Therapy-naïve and radioresistant 3D pancreatic cancer cell cultures are effectively radiosensitized by β1 integrin targeting

Purpose: Pancreatic ductal adenocarcinoma (PDAC) is one of the cancers with unmet need. The role of highly conformal radiotherapy is still under debate for PDAC. Owing to its desmoplastic nature, integrin-mediated interactions between PDAC cells and extracellular matrix (ECM) profoundly contribute to PDAC resistance. In this study, we investigated the radiochemosensitizing potential of β1 integrin targeting in therapy-naïve and radioresistant PDAC cell cultures grown in three-dimensional (3D) extracellular matrix (ECM).
Materials and Methods: In a panel of 3D, ECM based PDAC cell cultures, β1 integrin was inhibited by antibodies or siRNA-mediated knockdown. Together with X-ray irradiation and specific chemotherapies, we determined 3D colony formation capacity in therapy-naïve and radioresistant PDAC cultures. Kinome profiling, Western blotting and immunofluorescence stainings were employed to characterize these cell lines. Various siRNA screens were conducted to identify novel therapeutic targets.
Results: A significant radiosensitizing potential of β1 integrin inhibition was found both in therapy-naïve and radioresistant PDAC cell cultures.
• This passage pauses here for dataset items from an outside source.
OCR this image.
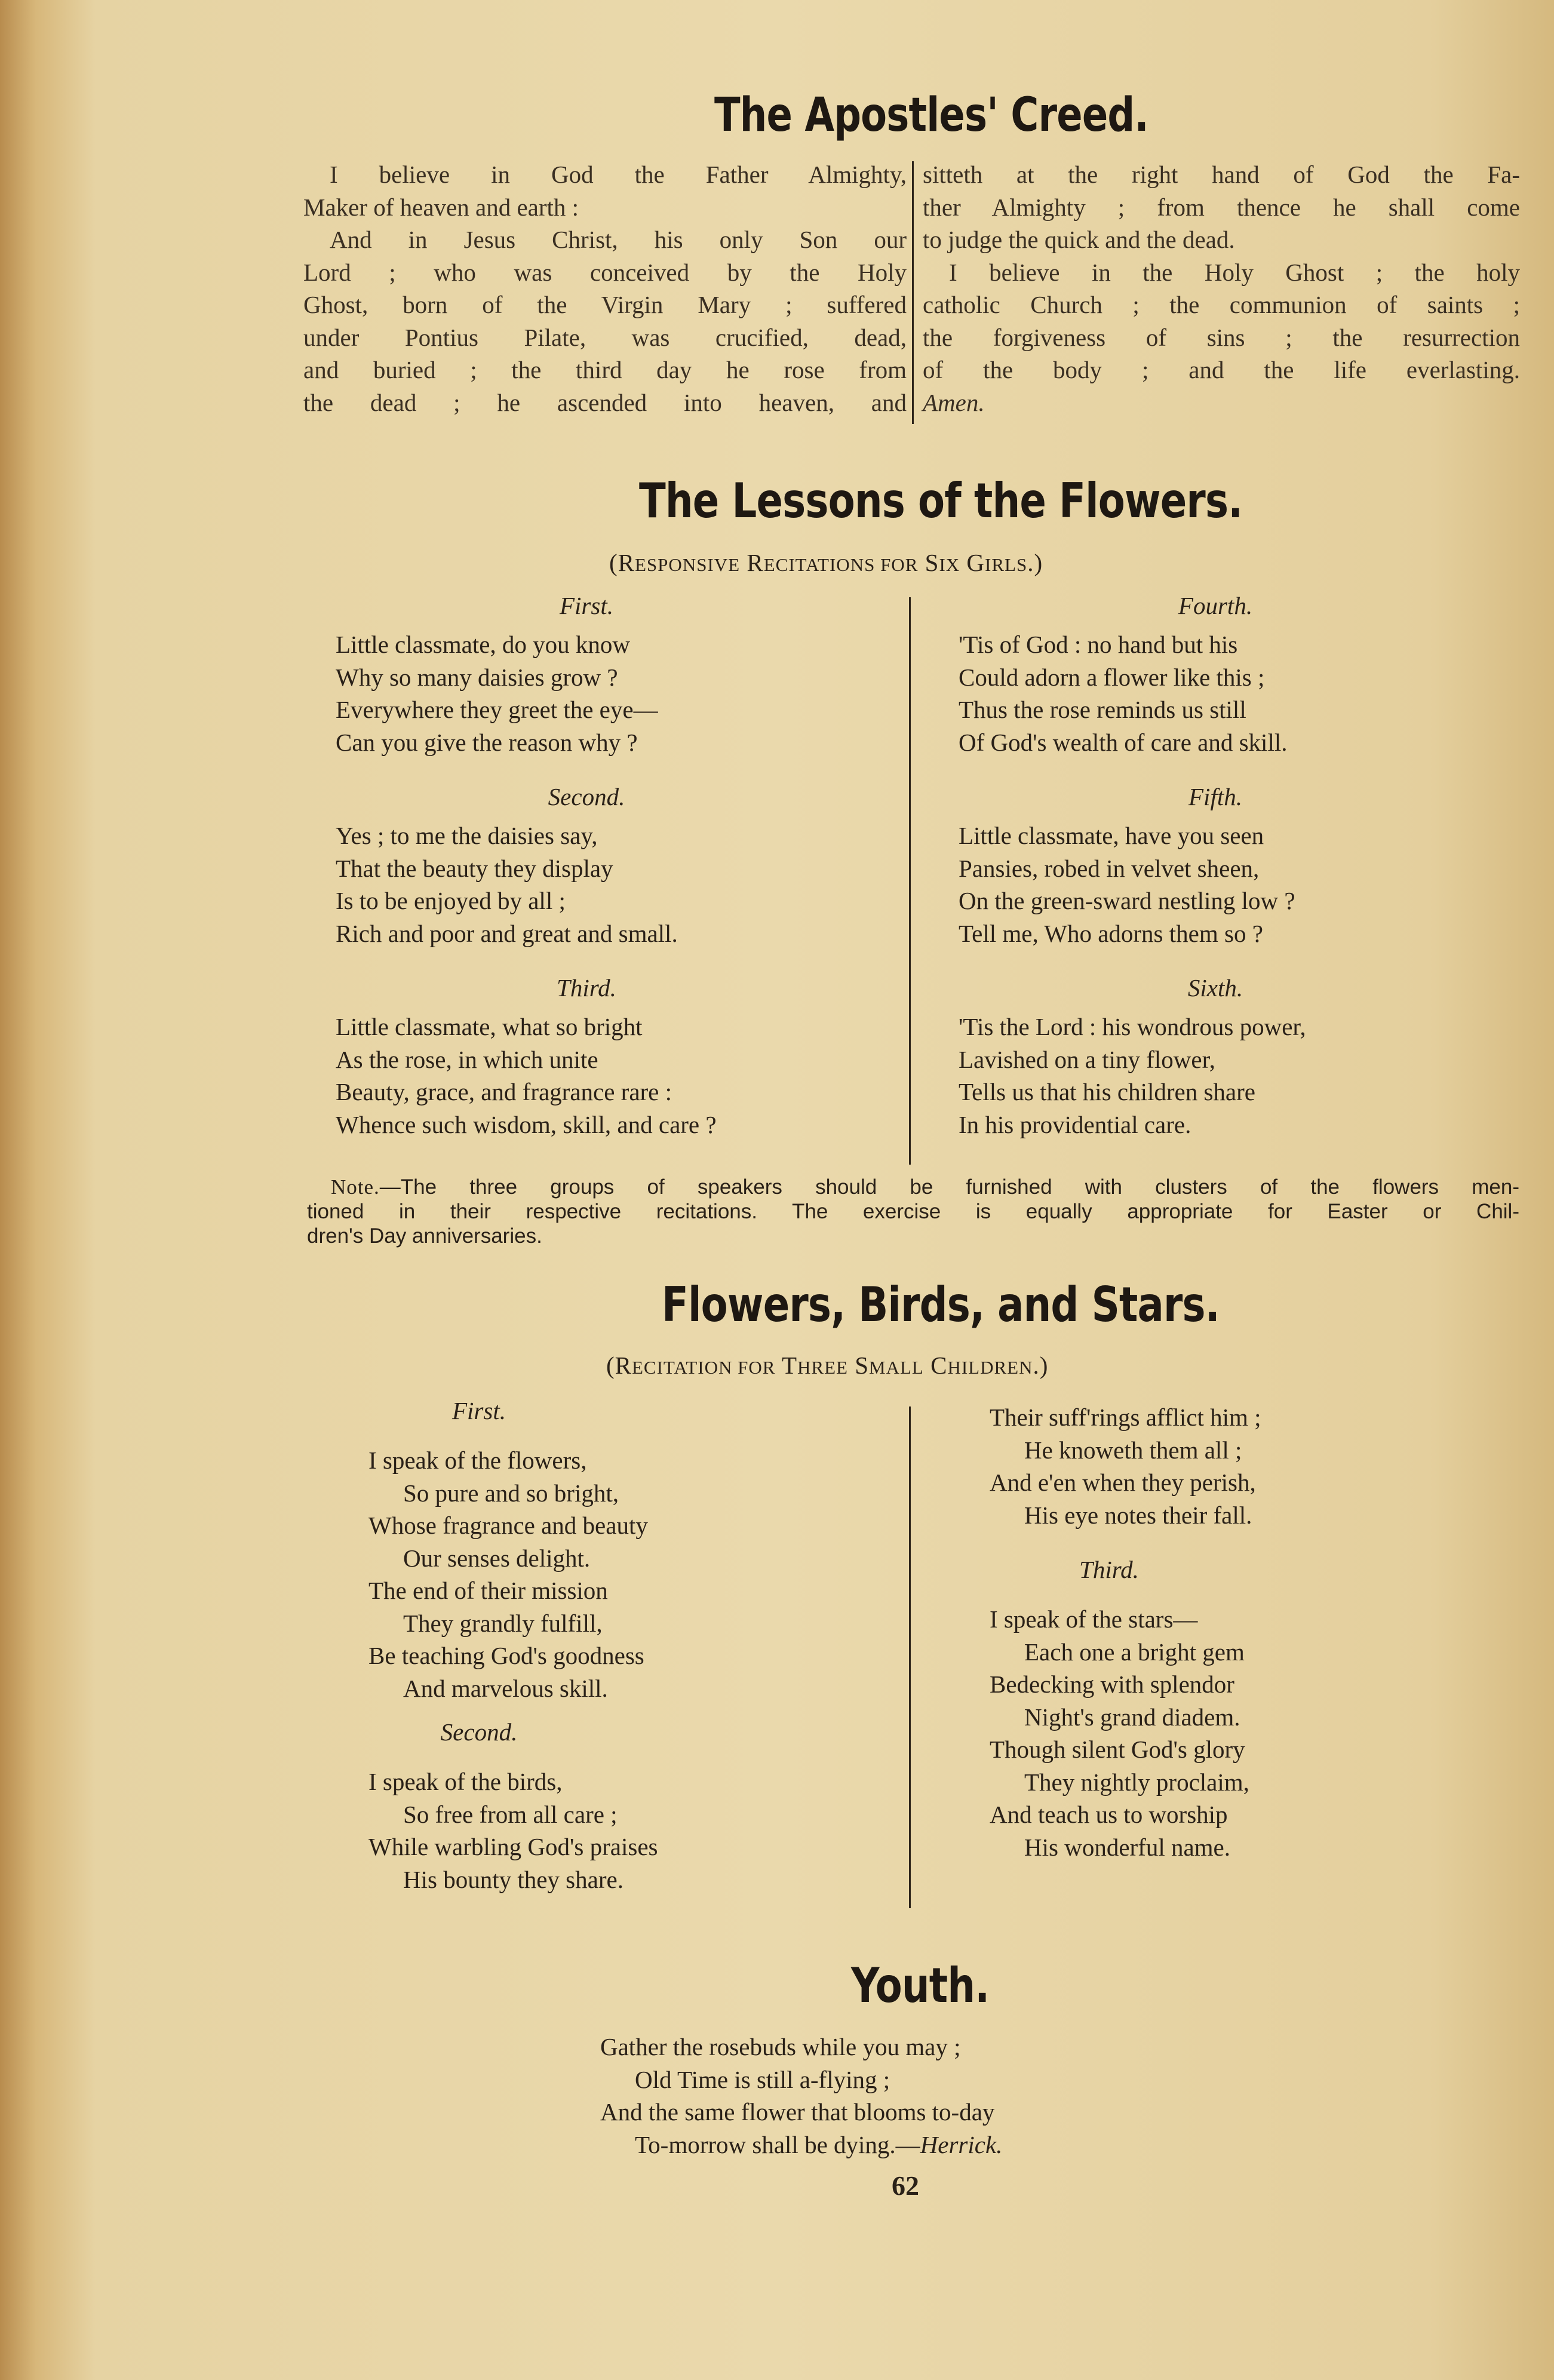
The Apostles' Creed.

I believe in God the Father Almighty,

Maker of heaven and earth :

And in Jesus Christ, his only Son our

Lord ; who was conceived by the Holy

Ghost, born of the Virgin Mary ; suffered

under Pontius Pilate, was crucified, dead,

and buried ; the third day he rose from

the dead ; he ascended into heaven, and

sitteth at the right hand of God the Fa-

ther Almighty ; from thence he shall come

to judge the quick and the dead.

I believe in the Holy Ghost ; the holy

catholic Church ; the communion of saints ;

the forgiveness of sins ; the resurrection

of the body ; and the life everlasting.

Amen.

The Lessons of the Flowers.
(RESPONSIVE RECITATIONS FOR SIX GIRLS.)
First.
Little classmate, do you know
Why so many daisies grow ?
Everywhere they greet the eye—
Can you give the reason why ?
Second.
Yes ; to me the daisies say,
That the beauty they display
Is to be enjoyed by all ;
Rich and poor and great and small.
Third.
Little classmate, what so bright
As the rose, in which unite
Beauty, grace, and fragrance rare :
Whence such wisdom, skill, and care ?
Fourth.
'Tis of God : no hand but his
Could adorn a flower like this ;
Thus the rose reminds us still
Of God's wealth of care and skill.
Fifth.
Little classmate, have you seen
Pansies, robed in velvet sheen,
On the green-sward nestling low ?
Tell me, Who adorns them so ?
Sixth.
'Tis the Lord : his wondrous power,
Lavished on a tiny flower,
Tells us that his children share
In his providential care.
Note.—The three groups of speakers should be furnished with clusters of the flowers men-
tioned in their respective recitations. The exercise is equally appropriate for Easter or Chil-
dren's Day anniversaries.
Flowers, Birds, and Stars.
(RECITATION FOR THREE SMALL CHILDREN.)
First.
I speak of the flowers,
So pure and so bright,
Whose fragrance and beauty
Our senses delight.
The end of their mission
They grandly fulfill,
Be teaching God's goodness
And marvelous skill.
Second.
I speak of the birds,
So free from all care ;
While warbling God's praises
His bounty they share.
Their suff'rings afflict him ;
He knoweth them all ;
And e'en when they perish,
His eye notes their fall.
Third.
I speak of the stars—
Each one a bright gem
Bedecking with splendor
Night's grand diadem.
Though silent God's glory
They nightly proclaim,
And teach us to worship
His wonderful name.
Youth.
Gather the rosebuds while you may ;
Old Time is still a-flying ;
And the same flower that blooms to-day
To-morrow shall be dying.—Herrick.
62
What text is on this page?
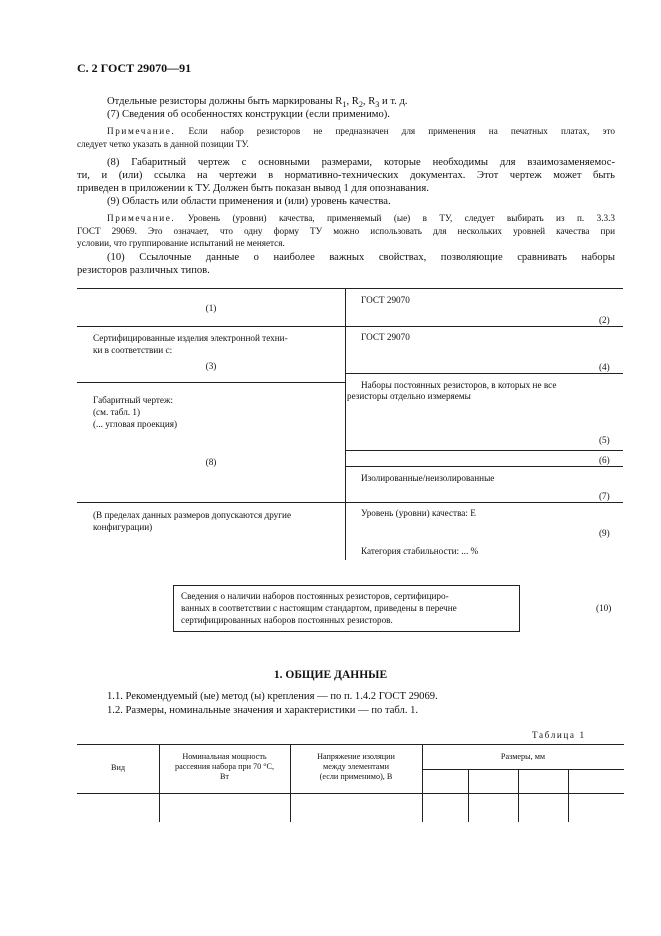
С. 2 ГОСТ 29070—91
Отдельные резисторы должны быть маркированы $R_1$, $R_2$, $R_3$ и т. д.
(7) Сведения об особенностях конструкции (если применимо).
Примечание. Если набор резисторов не предназначен для применения на печатных платах, это
следует четко указать в данной позиции ТУ.
(8) Габаритный чертеж с основными размерами, которые необходимы для взаимозаменяемос-
ти, и (или) ссылка на чертежи в нормативно-технических документах. Этот чертеж может быть
приведен в приложении к ТУ. Должен быть показан вывод 1 для опознавания.
(9) Область или области применения и (или) уровень качества.
Примечание. Уровень (уровни) качества, применяемый (ые) в ТУ, следует выбирать из п. 3.3.3
ГОСТ 29069. Это означает, что одну форму ТУ можно использовать для нескольких уровней качества при
условии, что группирование испытаний не меняется.
(10) Ссылочные данные о наиболее важных свойствах, позволяющие сравнивать наборы
резисторов различных типов.
(1)
Сертифицированные изделия электронной техни-
ки в соответствии с:
(3)
Габаритный чертеж:
(см. табл. 1)
(... угловая проекция)
(8)
(В пределах данных размеров допускаются другие
конфигурации)
ГОСТ 29070
(2)
ГОСТ 29070
(4)
Наборы постоянных резисторов, в которых не все
резисторы отдельно измеряемы
(5)
(6)
Изолированные/неизолированные
(7)
Уровень (уровни) качества: Е
(9)
Категория стабильности: ... %
Сведения о наличии наборов постоянных резисторов, сертифициро-
ванных в соответствии с настоящим стандартом, приведены в перечне
сертифицированных наборов постоянных резисторов.
(10)
1. ОБЩИЕ ДАННЫЕ
1.1. Рекомендуемый (ые) метод (ы) крепления — по п. 1.4.2 ГОСТ 29069.
1.2. Размеры, номинальные значения и характеристики — по табл. 1.
Таблица 1
Вид
Номинальная мощность
рассеяния набора при 70 °С,
Вт
Напряжение изоляции
между элементами
(если применимо), В
Размеры, мм
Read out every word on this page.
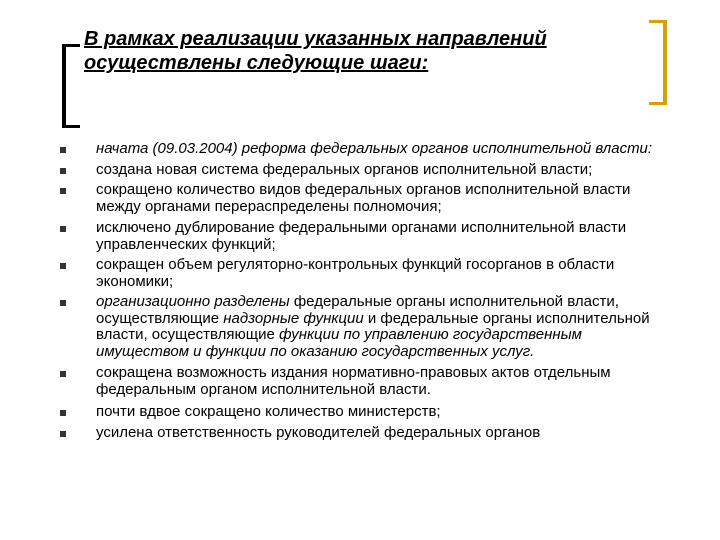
В рамках реализации указанных направлений
осуществлены следующие шаги:
начата (09.03.2004) реформа федеральных органов исполнительной власти:
создана новая система федеральных органов исполнительной власти;
сокращено количество видов федеральных органов исполнительной власти между органами перераспределены полномочия;
исключено дублирование федеральными органами исполнительной власти управленческих функций;
сокращен объем регуляторно-контрольных функций госорганов в области экономики;
организационно разделены федеральные органы исполнительной власти, осуществляющие надзорные функции и федеральные органы исполнительной власти, осуществляющие функции по управлению государственным имуществом и функции по оказанию государственных услуг.
сокращена возможность издания нормативно-правовых актов отдельным федеральным органом исполнительной власти.
почти вдвое сокращено количество министерств;
усилена ответственность руководителей федеральных органов
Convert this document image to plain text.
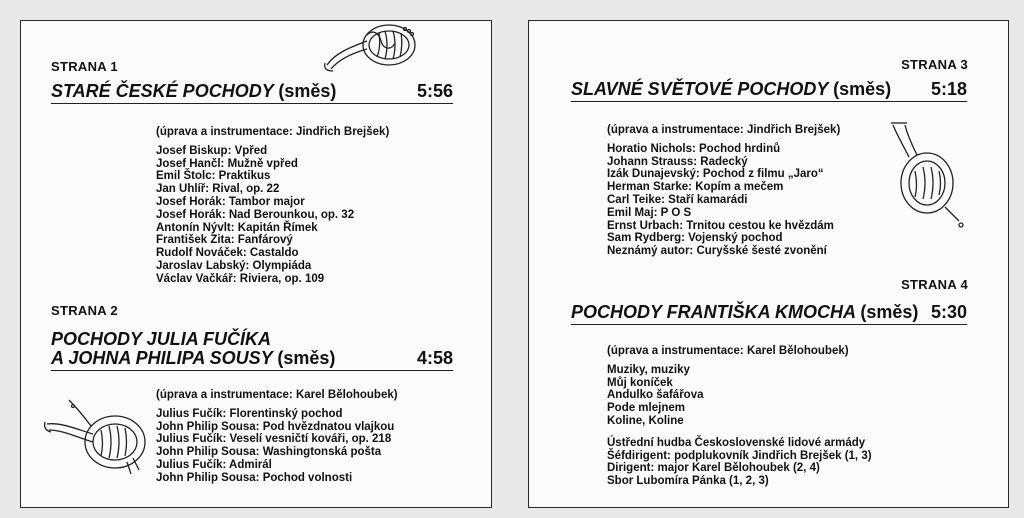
STRANA 1
STARÉ ČESKÉ POCHODY (směs)	5:56
(úprava a instrumentace: Jindřich Brejšek)
Josef Biskup: Vpřed
Josef Hančl: Mužně vpřed
Emil Štolc: Praktikus
Jan Uhlíř: Rival, op. 22
Josef Horák: Tambor major
Josef Horák: Nad Berounkou, op. 32
Antonín Nývlt: Kapitán Římek
František Zita: Fanfárový
Rudolf Nováček: Castaldo
Jaroslav Labský: Olympiáda
Václav Vačkář: Riviera, op. 109
STRANA 2
POCHODY JULIA FUČÍKA
A JOHNA PHILIPA SOUSY (směs)	4:58
(úprava a instrumentace: Karel Bělohoubek)
Julius Fučík: Florentinský pochod
John Philip Sousa: Pod hvězdnatou vlajkou
Julius Fučík: Veselí vesničtí kováři, op. 218
John Philip Sousa: Washingtonská pošta
Julius Fučík: Admirál
John Philip Sousa: Pochod volnosti
STRANA 3
SLAVNÉ SVĚTOVÉ POCHODY (směs) 5:18
(úprava a instrumentace: Jindřich Brejšek)
Horatio Nichols: Pochod hrdinů
Johann Strauss: Radecký
Izák Dunajevský: Pochod z filmu „Jaro“
Herman Starke: Kopím a mečem
Carl Teike: Staří kamarádi
Emil Maj: P O S
Ernst Urbach: Trnitou cestou ke hvězdám
Sam Rydberg: Vojenský pochod
Neznámý autor: Curyšské šesté zvonění
STRANA 4
POCHODY FRANTIŠKA KMOCHA (směs) 5:30
(úprava a instrumentace: Karel Bělohoubek)
Muziky, muziky
Můj koníček
Andulko šafářova
Pode mlejnem
Koline, Koline
Ústřední hudba Československé lidové armády
Šéfdirigent: podplukovník Jindřich Brejšek (1, 3)
Dirigent: major Karel Bělohoubek (2, 4)
Sbor Lubomíra Pánka (1, 2, 3)
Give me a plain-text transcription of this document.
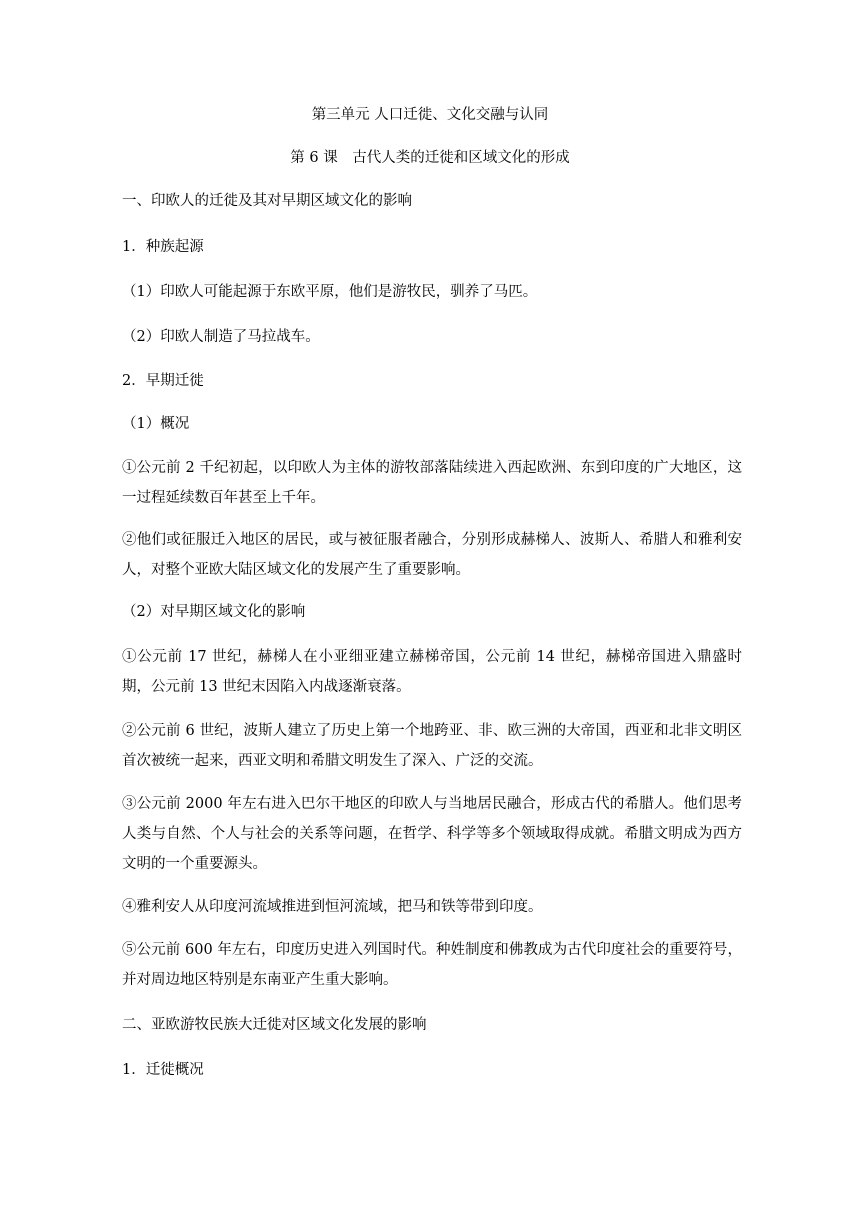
第三单元 人口迁徙、文化交融与认同
第 6 课　古代人类的迁徙和区域文化的形成
一、印欧人的迁徙及其对早期区域文化的影响
1．种族起源
（1）印欧人可能起源于东欧平原，他们是游牧民，驯养了马匹。
（2）印欧人制造了马拉战车。
2．早期迁徙
（1）概况
①公元前 2 千纪初起，以印欧人为主体的游牧部落陆续进入西起欧洲、东到印度的广大地区，这一过程延续数百年甚至上千年。
②他们或征服迁入地区的居民，或与被征服者融合，分别形成赫梯人、波斯人、希腊人和雅利安人，对整个亚欧大陆区域文化的发展产生了重要影响。
（2）对早期区域文化的影响
①公元前 17 世纪，赫梯人在小亚细亚建立赫梯帝国，公元前 14 世纪，赫梯帝国进入鼎盛时期，公元前 13 世纪末因陷入内战逐渐衰落。
②公元前 6 世纪，波斯人建立了历史上第一个地跨亚、非、欧三洲的大帝国，西亚和北非文明区首次被统一起来，西亚文明和希腊文明发生了深入、广泛的交流。
③公元前 2000 年左右进入巴尔干地区的印欧人与当地居民融合，形成古代的希腊人。他们思考人类与自然、个人与社会的关系等问题，在哲学、科学等多个领域取得成就。希腊文明成为西方文明的一个重要源头。
④雅利安人从印度河流域推进到恒河流域，把马和铁等带到印度。
⑤公元前 600 年左右，印度历史进入列国时代。种姓制度和佛教成为古代印度社会的重要符号，并对周边地区特别是东南亚产生重大影响。
二、亚欧游牧民族大迁徙对区域文化发展的影响
1．迁徙概况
Kinome profiling upon β1 integrin targeting identified a generally declined tyrosine and serine/threonine kinase activity, which presented less prominent in radioresistant than in therapy-naïve PDAC cells. siRNA screens employing the top 34 deregulated kinases in combination with β1 integrin inhibition revealed less efficacy and less radiosensitization in radioresistant relative to therapy-naïve PDAC cell cultures. Triple inhibition of β1 integrin, protein kinase D1 (PDK1) and rearranged during transfection (RET) turned out to be most effective in reducing 3D colony formation of radioresistant PDAC cells.
Conclusion: Our study clearly shows that β1 integrins are robust targets for overcoming radioresistance in PDAC. This seems to apply equally to therapy-sensitive and radioresistant cells. Concerning tumor heterogeneity, this dual therapy-sensitizing potential might be exploitable for a significant improvement of patient survival.